Post-partum care is not as thorough here as in other industrialized nations, she said.
“So there’s been a big push,” she said. “It’s kind of driving this.”
Better ways to care for women who have just given birth, she said, may prevent problems years down the road. Injuries in childbirth can cause pelvic pain that lead to pain with lifting and carrying the baby and with sexual problems.
“There’s a lot of pain, and how do you treat that?” she asked.
She starts with an exam, external and perhaps internal, which she learned this summer.
She also uses biofeedback.
“That aspect is fairly new to our region,” Roberts said.
Mills said the clinic just bought a new biofeedback machine. As far as she knows, Roberts is the only physical therapist in the area using biofeedback and treating pelvic issues internally.

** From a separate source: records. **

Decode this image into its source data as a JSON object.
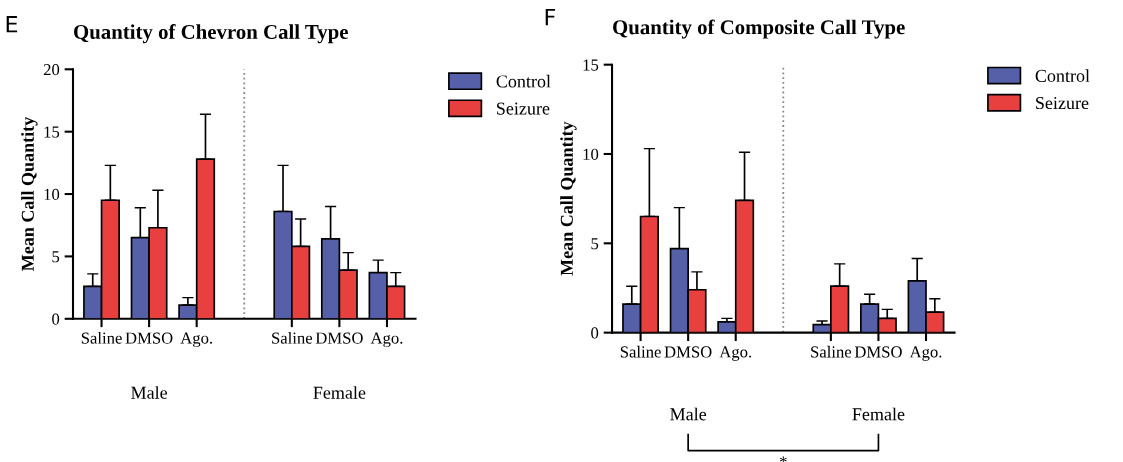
{
  "chart_data": [
    {
      "type": "bar",
      "title": "Quantity of Chevron Call Type",
      "ylabel": "Mean Call Quantity",
      "categories": [
        "Saline",
        "DMSO",
        "Ago.",
        null,
        "Saline",
        "DMSO",
        "Ago."
      ],
      "series": [
        {
          "name": "Control",
          "color": "#5560a8",
          "values": [
            2.6,
            6.5,
            1.1,
            null,
            8.6,
            6.4,
            3.7
          ],
          "errors": [
            [
              2.6,
              3.6
            ],
            [
              6.5,
              8.9
            ],
            [
              1.1,
              1.7
            ],
            null,
            [
              8.6,
              12.3
            ],
            [
              6.4,
              9.0
            ],
            [
              3.7,
              4.7
            ]
          ]
        },
        {
          "name": "Seizure",
          "color": "#e8403f",
          "values": [
            9.5,
            7.3,
            12.8,
            null,
            5.8,
            3.9,
            2.6
          ],
          "errors": [
            [
              9.5,
              12.3
            ],
            [
              7.3,
              10.3
            ],
            [
              12.8,
              16.4
            ],
            null,
            [
              5.8,
              8.0
            ],
            [
              3.9,
              5.3
            ],
            [
              2.6,
              3.7
            ]
          ]
        }
      ],
      "ylim": [
        0,
        20
      ],
      "yticks": [
        0,
        5,
        10,
        15,
        20
      ],
      "legend": "top right",
      "annotations": [
        "E",
        "Male",
        "Female"
      ]
    },
    {
      "type": "bar",
      "title": "Quantity of Composite Call Type",
      "ylabel": "Mean Call Quantity",
      "categories": [
        "Saline",
        "DMSO",
        "Ago.",
        null,
        "Saline",
        "DMSO",
        "Ago."
      ],
      "series": [
        {
          "name": "Control",
          "color": "#5560a8",
          "values": [
            1.6,
            4.7,
            0.6,
            null,
            0.45,
            1.6,
            2.9
          ],
          "errors": [
            [
              1.6,
              2.6
            ],
            [
              4.7,
              7.0
            ],
            [
              0.6,
              0.8
            ],
            null,
            [
              0.45,
              0.65
            ],
            [
              1.6,
              2.15
            ],
            [
              2.9,
              4.15
            ]
          ]
        },
        {
          "name": "Seizure",
          "color": "#e8403f",
          "values": [
            6.5,
            2.4,
            7.4,
            null,
            2.6,
            0.8,
            1.15
          ],
          "errors": [
            [
              6.5,
              10.3
            ],
            [
              2.4,
              3.4
            ],
            [
              7.4,
              10.1
            ],
            null,
            [
              2.6,
              3.85
            ],
            [
              0.8,
              1.3
            ],
            [
              1.15,
              1.9
            ]
          ]
        }
      ],
      "ylim": [
        0,
        15
      ],
      "yticks": [
        0,
        5,
        10,
        15
      ],
      "legend": "top right",
      "annotations": [
        "F",
        "Male",
        "Female",
        "*"
      ]
    }
  ]
}
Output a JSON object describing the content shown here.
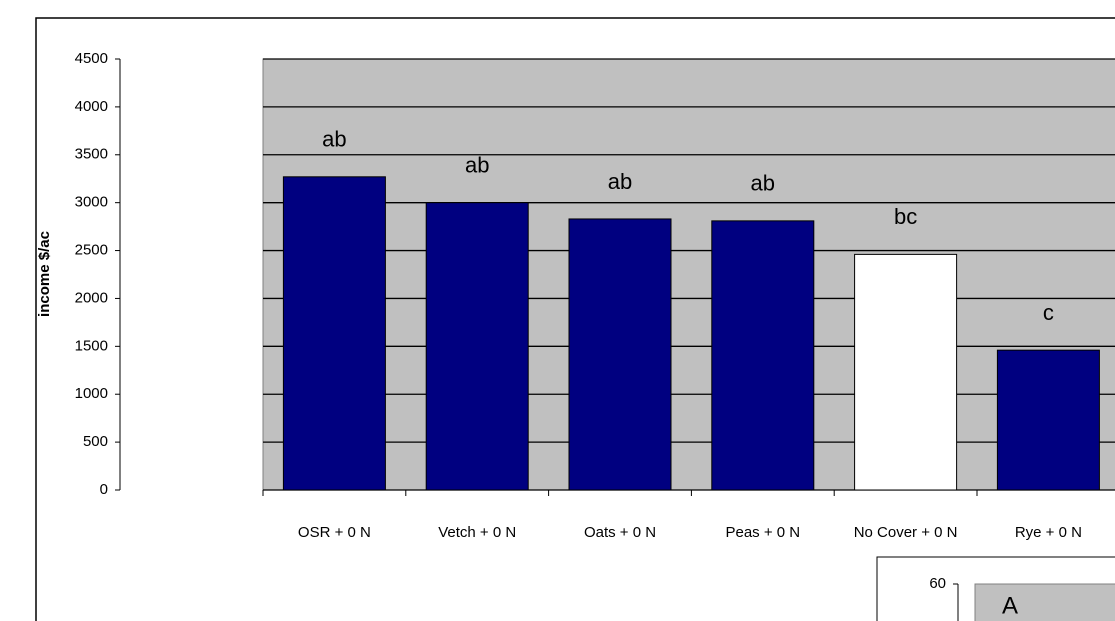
{
  "chart_data": {
    "type": "bar",
    "y_label": "income $/ac",
    "categories": [
      "OSR + 0 N",
      "Vetch + 0 N",
      "Oats + 0 N",
      "Peas + 0 N",
      "No Cover + 0 N",
      "Rye + 0 N"
    ],
    "values": [
      3270,
      3000,
      2830,
      2810,
      2460,
      1460
    ],
    "colors": [
      "#000080",
      "#000080",
      "#000080",
      "#000080",
      "#ffffff",
      "#000080"
    ],
    "annotations": [
      "ab",
      "ab",
      "ab",
      "ab",
      "bc",
      "c"
    ],
    "ylim": [
      0,
      4500
    ],
    "yticks": [
      0,
      500,
      1000,
      1500,
      2000,
      2500,
      3000,
      3500,
      4000,
      4500
    ],
    "grid": true,
    "plot_background": "#c0c0c0"
  },
  "inset": {
    "ytick": 60,
    "label": "A"
  }
}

“The pelvic floor is muscle, just like muscles in any other part of the body, so we treat them that way,” Roberts said.
She uses a whole body approach.
“If you look at the pelvis, there are tons of muscles,” Roberts said. “There’s so many connections with the core, with the hips and the pelvis and the back.”
Treating pelvic floor issues can help with things like low back pain, she said.
“It’s been neat to see how it impacts other parts of the body by treating a dysfunction that maybe we had no idea it was going on, the root of it,” she said.
The pelvic floor may not be weak; it may be too tense. Once she knows what’s going on with the muscles, Roberts can treat them.
“We can stretch them, just like you have a knot in your back,” Roberts said. “We can work on those if there’s spasm in those muscles.”
Childbirth and age are not the only conditions causing pelvic floor problems.
“It’s not just a female issue. Males have a pelvic floor, too,” she said.
Research is finding a connection between incontinence and cancer. Women may have problems after a hysterectomy or mastectomy, she said, and men may have problems after prostate surgery.
Incontinence can also be caused by side effects from medication.
“People are really embarrassed when they come, or anxious,” Roberts said. “I’ve seen a lot and I’ve heard a lot. It’s not awkward for me.”
She doesn’t want you to be embarrassed, either.
“For those struggling for years, it’s not too late,” she said.